The independent syndicate of doctors syndicate (SIM) is advising its members to present ‘declarations of exclusion of responsibility for clinical errors’ to heads of department.
As nationally ‘corona-fever’ is whipped up by inflammatory news and headlines, SIM claims doctors are carrying an ‘excessive workload’.
“The reality in healthcare institutions” like hospitals and health centres is conditioned by a “scarcity of human resources and exhaustion of all those that are working”.
As president Marcelo meets today with the minister for health and others responsible for the country’s response to the pandemic, SIM has made it clear it has no idea when, or by how many, its ranks will be swelled.
Health minister Marta Temido said at the beginning of September that 950 extra doctors would be contracted to the SNS, but SIM has yet to see any significant ‘change’.
The syndicate’s call therefore to its members to ‘refuse to take responsibility for mistakes’ is possibly another way to push for ‘reinforcements’.
That said, leader writers are coming out more and more to denounce the media ‘hype’ over the country’s true situation.
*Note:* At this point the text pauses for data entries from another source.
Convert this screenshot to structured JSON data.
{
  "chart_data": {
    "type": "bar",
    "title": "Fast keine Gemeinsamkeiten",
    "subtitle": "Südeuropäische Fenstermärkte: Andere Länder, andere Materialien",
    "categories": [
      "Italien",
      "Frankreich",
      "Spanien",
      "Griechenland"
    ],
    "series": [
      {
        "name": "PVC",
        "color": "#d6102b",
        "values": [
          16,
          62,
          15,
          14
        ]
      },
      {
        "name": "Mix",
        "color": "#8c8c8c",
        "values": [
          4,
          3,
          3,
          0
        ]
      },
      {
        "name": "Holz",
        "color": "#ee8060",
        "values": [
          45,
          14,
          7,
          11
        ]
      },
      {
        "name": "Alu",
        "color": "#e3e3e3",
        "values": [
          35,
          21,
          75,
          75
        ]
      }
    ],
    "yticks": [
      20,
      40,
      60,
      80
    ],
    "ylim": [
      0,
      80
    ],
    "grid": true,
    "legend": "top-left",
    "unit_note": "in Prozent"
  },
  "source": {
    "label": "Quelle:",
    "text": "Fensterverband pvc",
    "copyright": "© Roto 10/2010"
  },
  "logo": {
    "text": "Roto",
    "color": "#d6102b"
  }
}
Writing in ‘people’s tabloid’ Correio da Manhã this morning, Luciano Amaral points out that “the minimum we can expect” after all the sacrifices of the last few months is that the SNS delivers.
“All the social, moral and economic destruction” of the last few months has been “justified for the defence of the SNS” – thus complaints and issues coming from all quarters of the service are really the last thing citizens want to hear.
Added to this are the constant reports that hospitals are ‘almost full’. Says Amaral, the truth is much more like infirmaries and ICUs running at 60-70% of capacity, when the ‘critical limit’ comes only at a point where they are filled to 85% capacity.
“Two or three hospitals in Lisbon have reached 100%”, said reports over the weekend, when again in reality, says Amaral, there is still a 3rd capacity “still to be used”.
Suggesting this is more down to “profound incompetence” than any attempt to hoodwink the public and generate panic, Amaral nonetheless suggests even profound incompetence “should not be the reason to advance with new confinements, obligatory apps and other barbarities”.
To do so would be “negligence, and boarding on criminal”.